Foto ilustrativa de briga com ‘puxão de cabelo’.

A 2ª Promotoria de Justiça de Dourados comunicou o arquivamento de um inquérito policial e ‘deu bronca’ contra a falta de relevância do fato em apuração.

Com a decisão, o MPMS (Ministério Público de Mato Grosso do Sul) encerra a investigação sobre o caso.

A promotora de Justiça Karina Ribeiro dos Santos Vedoatto, assinou a determinação de arquivamento afirmou que “inexiste sentido em se buscar a atuação da Justiça Criminal para resolver conflito entre duas pessoas, quando uma puxa o cabelo da outra, ou quando um sujeito rasga a roupa do outro”.

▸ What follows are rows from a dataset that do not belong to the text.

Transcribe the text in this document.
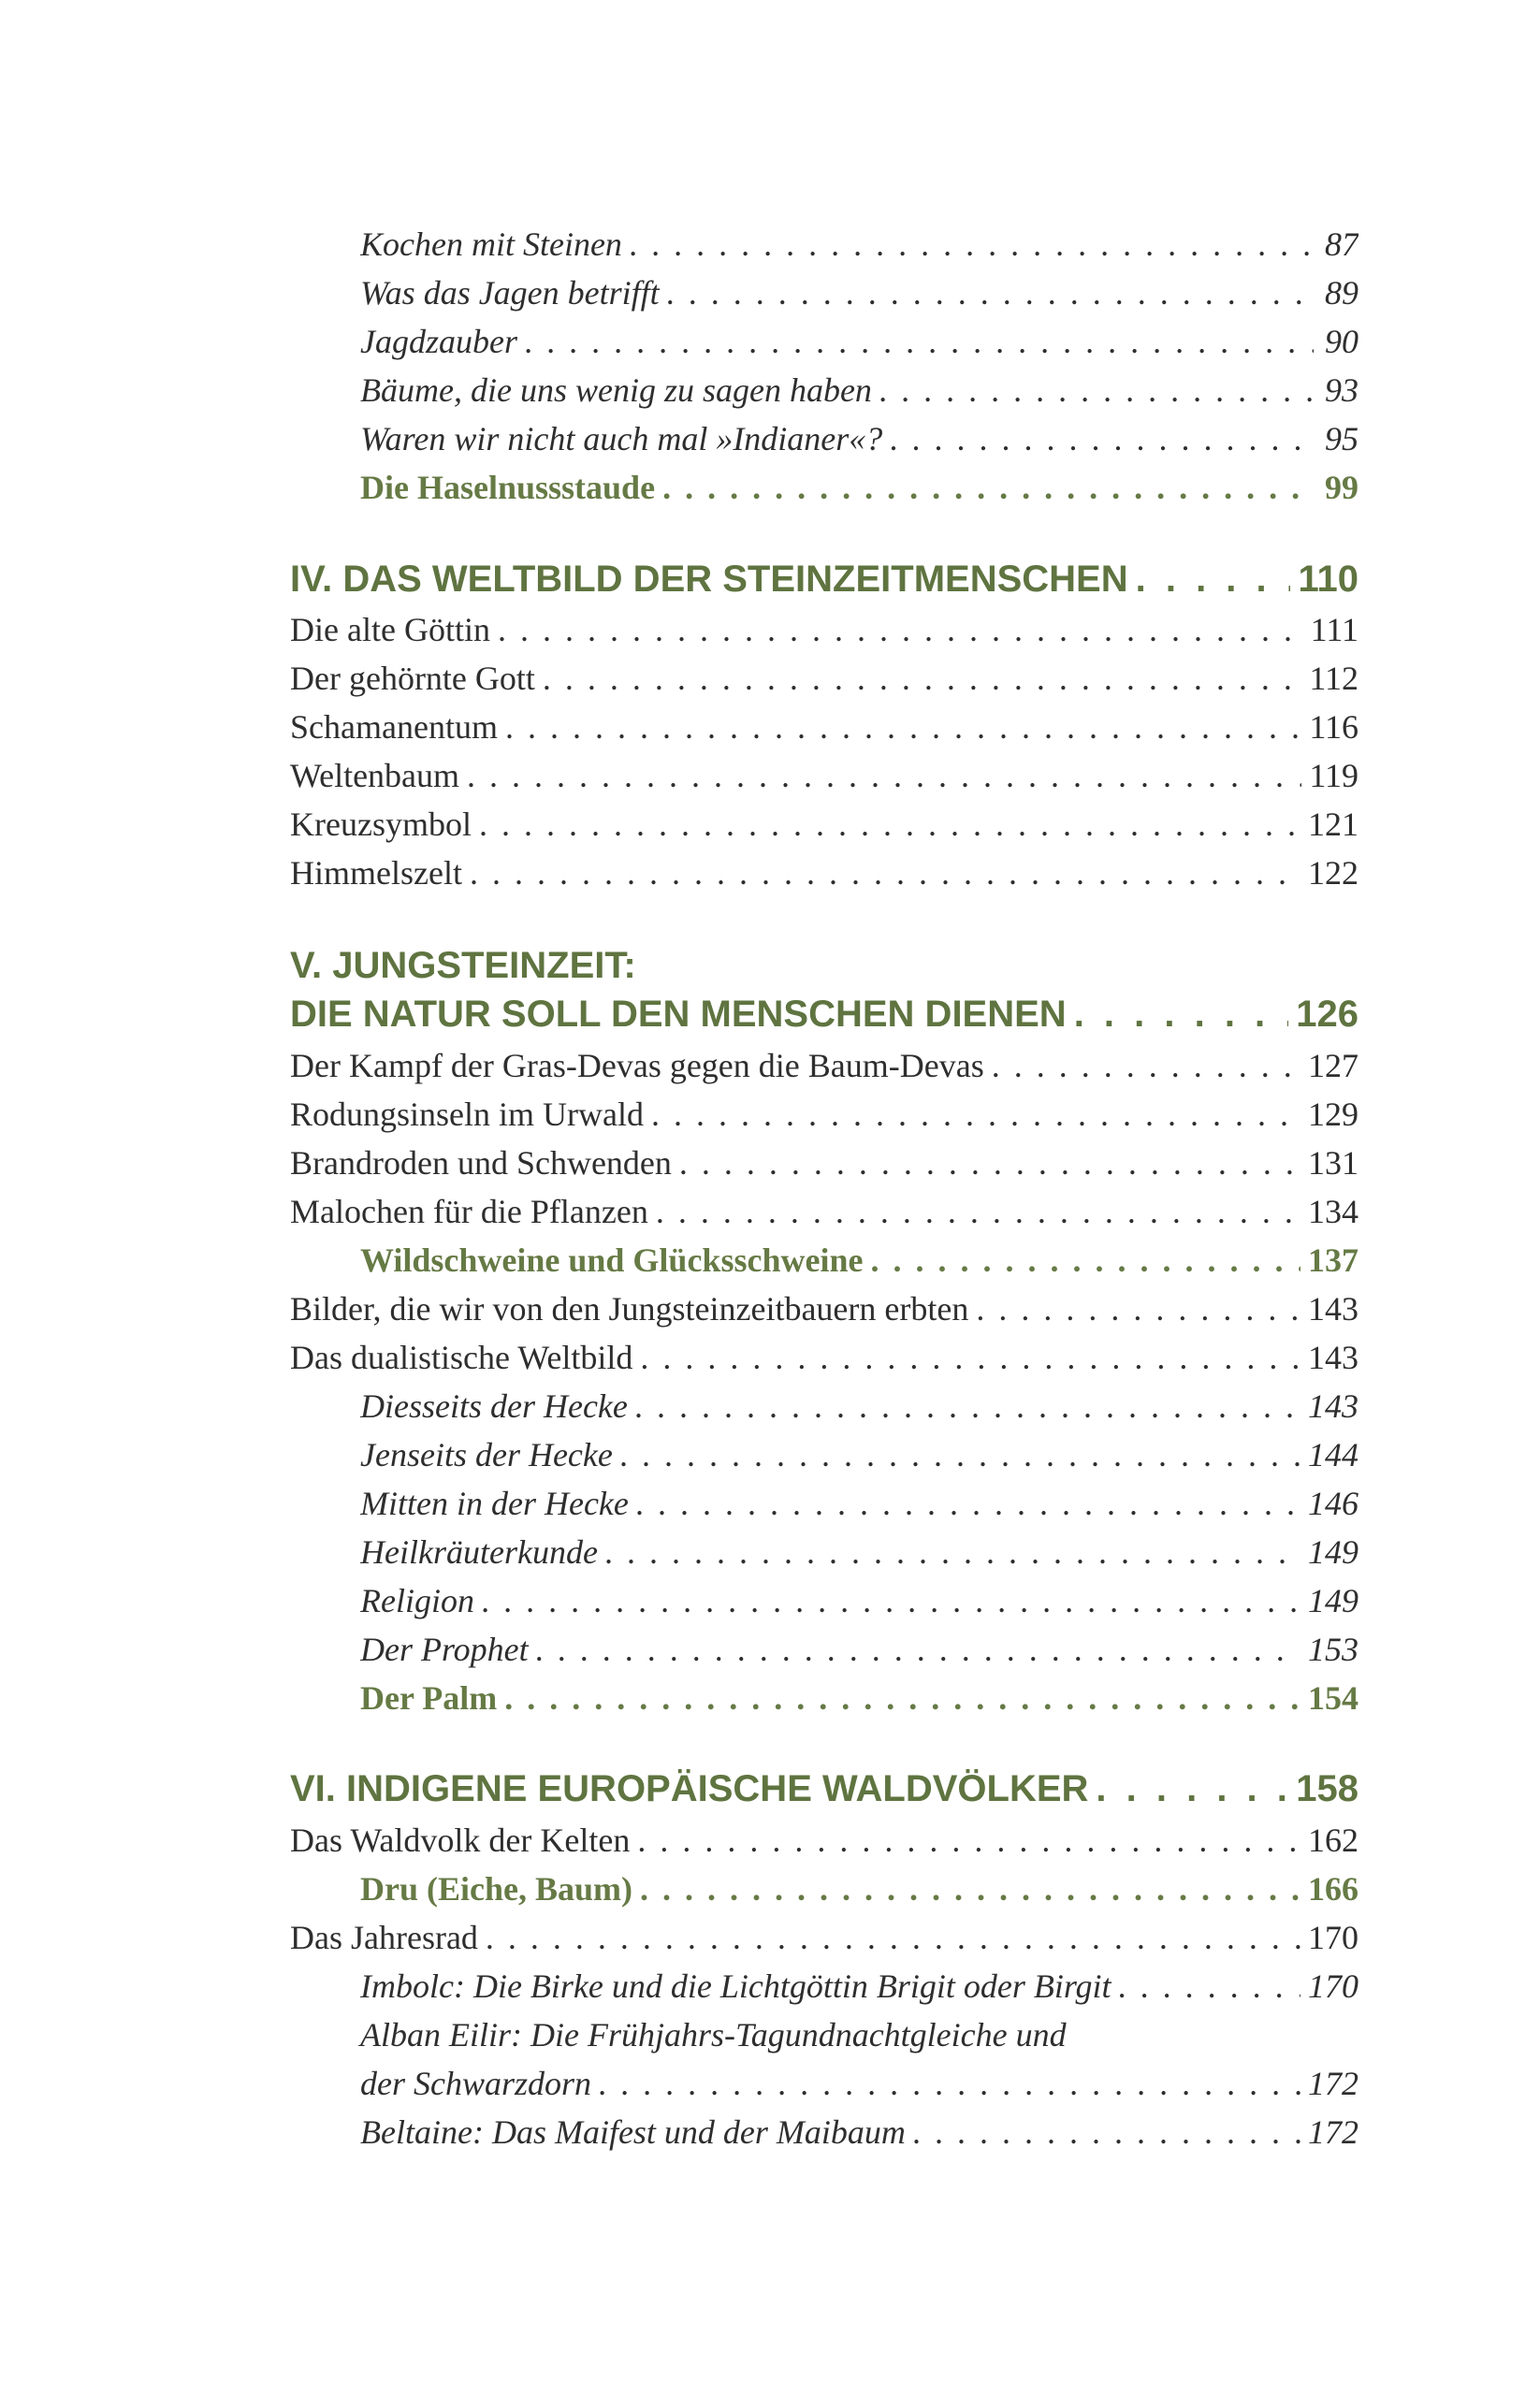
Kochen mit Steinen . . .	87
Was das Jagen betrifft . . .	89
Jagdzauber . . .	90
Bäume, die uns wenig zu sagen haben . . .	93
Waren wir nicht auch mal »Indianer«? . . .	95
Die Haselnussstaude . . .	99
IV. DAS WELTBILD DER STEINZEITMENSCHEN . . .	110
Die alte Göttin . . .	111
Der gehörnte Gott . . .	112
Schamanentum . . .	116
Weltenbaum . . .	119
Kreuzsymbol . . .	121
Himmelszelt . . .	122
V. JUNGSTEINZEIT:
DIE NATUR SOLL DEN MENSCHEN DIENEN . . .	126
Der Kampf der Gras-Devas gegen die Baum-Devas . . .	127
Rodungsinseln im Urwald . . .	129
Brandroden und Schwenden . . .	131
Malochen für die Pflanzen . . .	134
Wildschweine und Glücksschweine . . .	137
Bilder, die wir von den Jungsteinzeitbauern erbten . . .	143
Das dualistische Weltbild . . .	143
Diesseits der Hecke . . .	143
Jenseits der Hecke . . .	144
Mitten in der Hecke . . .	146
Heilkräuterkunde . . .	149
Religion . . .	149
Der Prophet . . .	153
Der Palm . . .	154
VI. INDIGENE EUROPÄISCHE WALDVÖLKER . . .	158
Das Waldvolk der Kelten . . .	162
Dru (Eiche, Baum) . . .	166
Das Jahresrad . . .	170
Imbolc: Die Birke und die Lichtgöttin Brigit oder Birgit . . .	170
Alban Eilir: Die Frühjahrs-Tagundnachtgleiche und
der Schwarzdorn . . .	172
Beltaine: Das Maifest und der Maibaum . . .	172
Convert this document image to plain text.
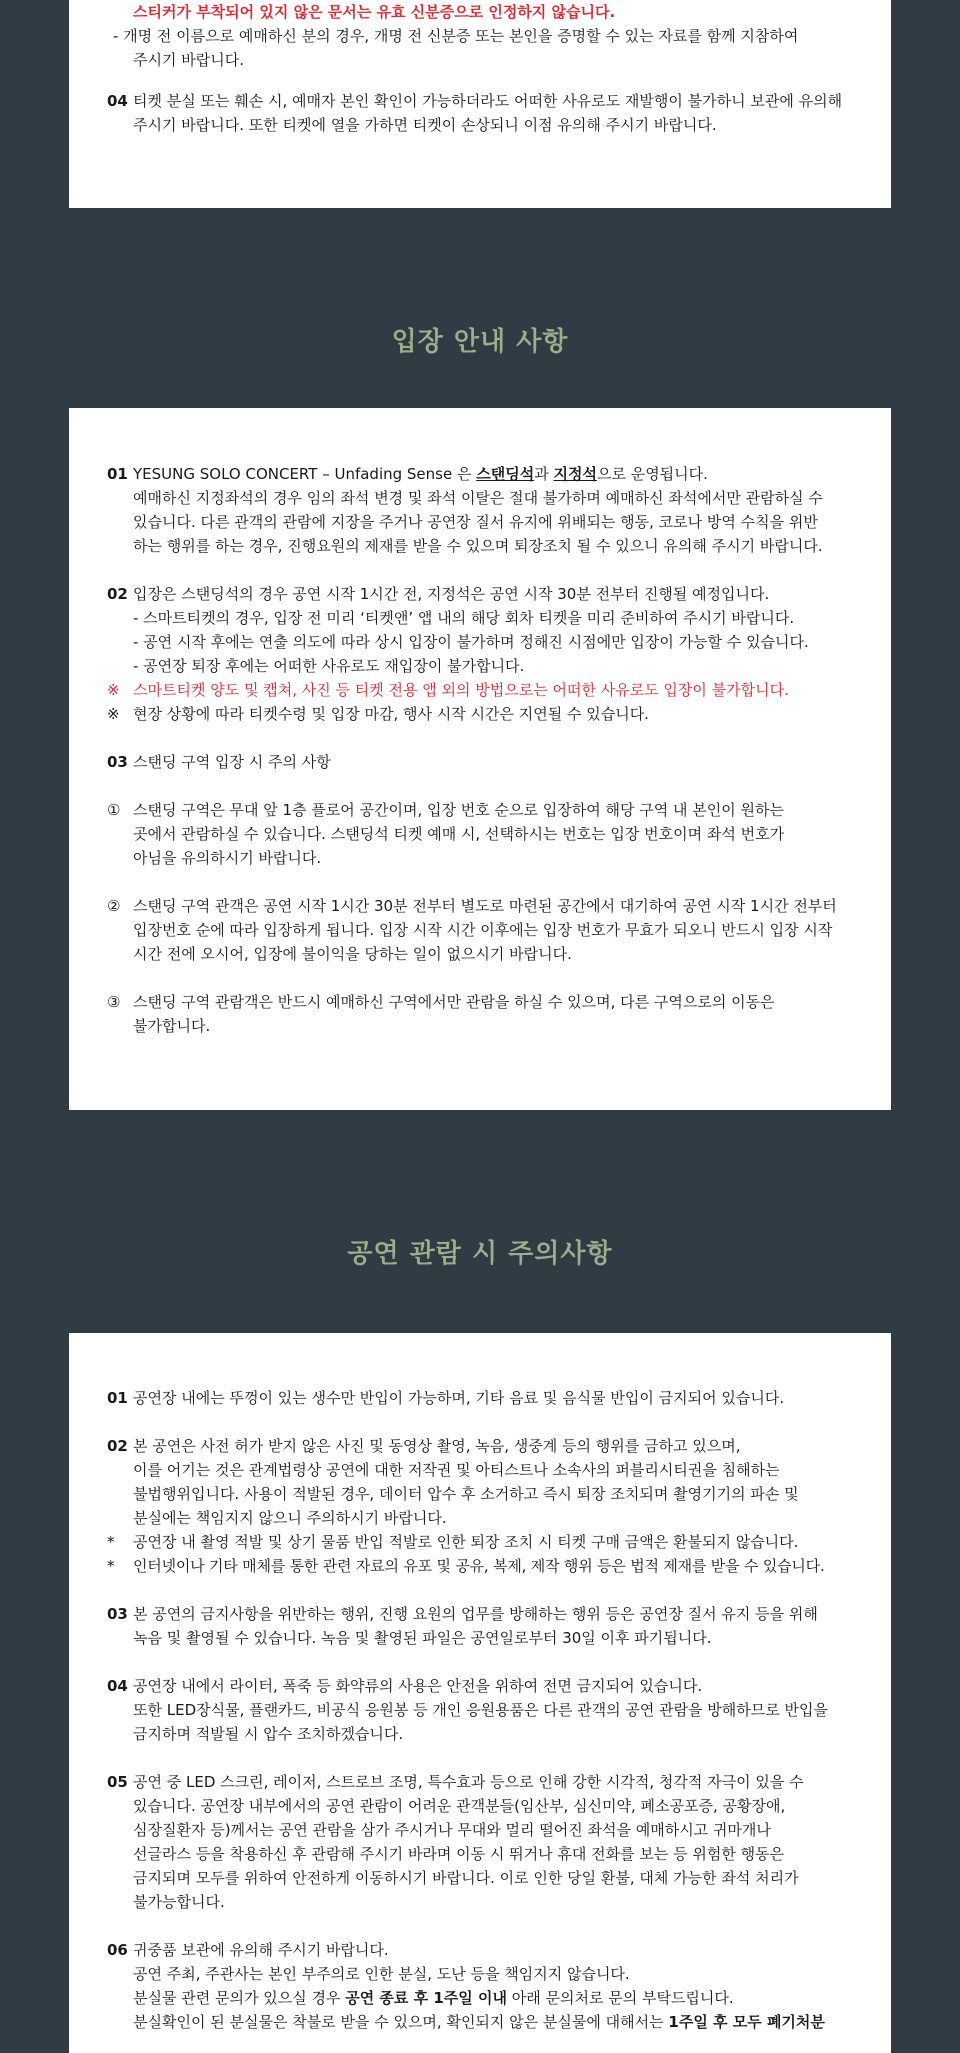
스티커가 부착되어 있지 않은 문서는 유효 신분증으로 인정하지 않습니다.
- 개명 전 이름으로 예매하신 분의 경우, 개명 전 신분증 또는 본인을 증명할 수 있는 자료를 함께 지참하여
주시기 바랍니다.
04 티켓 분실 또는 훼손 시, 예매자 본인 확인이 가능하더라도 어떠한 사유로도 재발행이 불가하니 보관에 유의해
주시기 바랍니다. 또한 티켓에 열을 가하면 티켓이 손상되니 이점 유의해 주시기 바랍니다.
입장 안내 사항
01 YESUNG SOLO CONCERT – Unfading Sense 은 스탠딩석과 지정석으로 운영됩니다.
예매하신 지정좌석의 경우 임의 좌석 변경 및 좌석 이탈은 절대 불가하며 예매하신 좌석에서만 관람하실 수
있습니다. 다른 관객의 관람에 지장을 주거나 공연장 질서 유지에 위배되는 행동, 코로나 방역 수칙을 위반
하는 행위를 하는 경우, 진행요원의 제재를 받을 수 있으며 퇴장조치 될 수 있으니 유의해 주시기 바랍니다.
02 입장은 스탠딩석의 경우 공연 시작 1시간 전, 지정석은 공연 시작 30분 전부터 진행될 예정입니다.
- 스마트티켓의 경우, 입장 전 미리 ‘티켓앤’ 앱 내의 해당 회차 티켓을 미리 준비하여 주시기 바랍니다.
- 공연 시작 후에는 연출 의도에 따라 상시 입장이 불가하며 정해진 시점에만 입장이 가능할 수 있습니다.
- 공연장 퇴장 후에는 어떠한 사유로도 재입장이 불가합니다.
※ 스마트티켓 양도 및 캡쳐, 사진 등 티켓 전용 앱 외의 방법으로는 어떠한 사유로도 입장이 불가합니다.
※ 현장 상황에 따라 티켓수령 및 입장 마감, 행사 시작 시간은 지연될 수 있습니다.
03 스탠딩 구역 입장 시 주의 사항
① 스탠딩 구역은 무대 앞 1층 플로어 공간이며, 입장 번호 순으로 입장하여 해당 구역 내 본인이 원하는
곳에서 관람하실 수 있습니다. 스탠딩석 티켓 예매 시, 선택하시는 번호는 입장 번호이며 좌석 번호가
아님을 유의하시기 바랍니다.
② 스탠딩 구역 관객은 공연 시작 1시간 30분 전부터 별도로 마련된 공간에서 대기하여 공연 시작 1시간 전부터
입장번호 순에 따라 입장하게 됩니다. 입장 시작 시간 이후에는 입장 번호가 무효가 되오니 반드시 입장 시작
시간 전에 오시어, 입장에 불이익을 당하는 일이 없으시기 바랍니다.
③ 스탠딩 구역 관람객은 반드시 예매하신 구역에서만 관람을 하실 수 있으며, 다른 구역으로의 이동은
불가합니다.
공연 관람 시 주의사항
01 공연장 내에는 뚜껑이 있는 생수만 반입이 가능하며, 기타 음료 및 음식물 반입이 금지되어 있습니다.
02 본 공연은 사전 허가 받지 않은 사진 및 동영상 촬영, 녹음, 생중계 등의 행위를 금하고 있으며,
이를 어기는 것은 관계법령상 공연에 대한 저작권 및 아티스트나 소속사의 퍼블리시티권을 침해하는
불법행위입니다. 사용이 적발된 경우, 데이터 압수 후 소거하고 즉시 퇴장 조치되며 촬영기기의 파손 및
분실에는 책임지지 않으니 주의하시기 바랍니다.
*	공연장 내 촬영 적발 및 상기 물품 반입 적발로 인한 퇴장 조치 시 티켓 구매 금액은 환불되지 않습니다.
*	인터넷이나 기타 매체를 통한 관련 자료의 유포 및 공유, 복제, 제작 행위 등은 법적 제재를 받을 수 있습니다.
03 본 공연의 금지사항을 위반하는 행위, 진행 요원의 업무를 방해하는 행위 등은 공연장 질서 유지 등을 위해
녹음 및 촬영될 수 있습니다. 녹음 및 촬영된 파일은 공연일로부터 30일 이후 파기됩니다.
04 공연장 내에서 라이터, 폭죽 등 화약류의 사용은 안전을 위하여 전면 금지되어 있습니다.
또한 LED장식물, 플랜카드, 비공식 응원봉 등 개인 응원용품은 다른 관객의 공연 관람을 방해하므로 반입을
금지하며 적발될 시 압수 조치하겠습니다.
05 공연 중 LED 스크린, 레이저, 스트로브 조명, 특수효과 등으로 인해 강한 시각적, 청각적 자극이 있을 수
있습니다. 공연장 내부에서의 공연 관람이 어려운 관객분들(임산부, 심신미약, 폐소공포증, 공황장애,
심장질환자 등)께서는 공연 관람을 삼가 주시거나 무대와 멀리 떨어진 좌석을 예매하시고 귀마개나
선글라스 등을 착용하신 후 관람해 주시기 바라며 이동 시 뛰거나 휴대 전화를 보는 등 위험한 행동은
금지되며 모두를 위하여 안전하게 이동하시기 바랍니다. 이로 인한 당일 환불, 대체 가능한 좌석 처리가
불가능합니다.
06 귀중품 보관에 유의해 주시기 바랍니다.
공연 주최, 주관사는 본인 부주의로 인한 분실, 도난 등을 책임지지 않습니다.
분실물 관련 문의가 있으실 경우 공연 종료 후 1주일 이내 아래 문의처로 문의 부탁드립니다.
분실확인이 된 분실물은 착불로 받을 수 있으며, 확인되지 않은 분실물에 대해서는 1주일 후 모두 폐기처분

A tese é do autor Guilherme de Souza Nucci, jurista e magistrado brasileiro, conhecido por sua obra voltada ao direito penal e ao direito processual penal.

O pensamento jurídico reflete a aplicação do princípio da intervenção mínima, que determina que o Direito Penal só deve atuar quando outros mecanismos forem insuficientes para proteger os bens jurídicos mais importantes, como a vida e o patrimônio.

Ela também está fundamentada no princípio da insignificância no Direito Penal, que afasta a punição penal de condutas que causam lesões tão leves ao bem jurídico que não justificam a intervenção do Estado.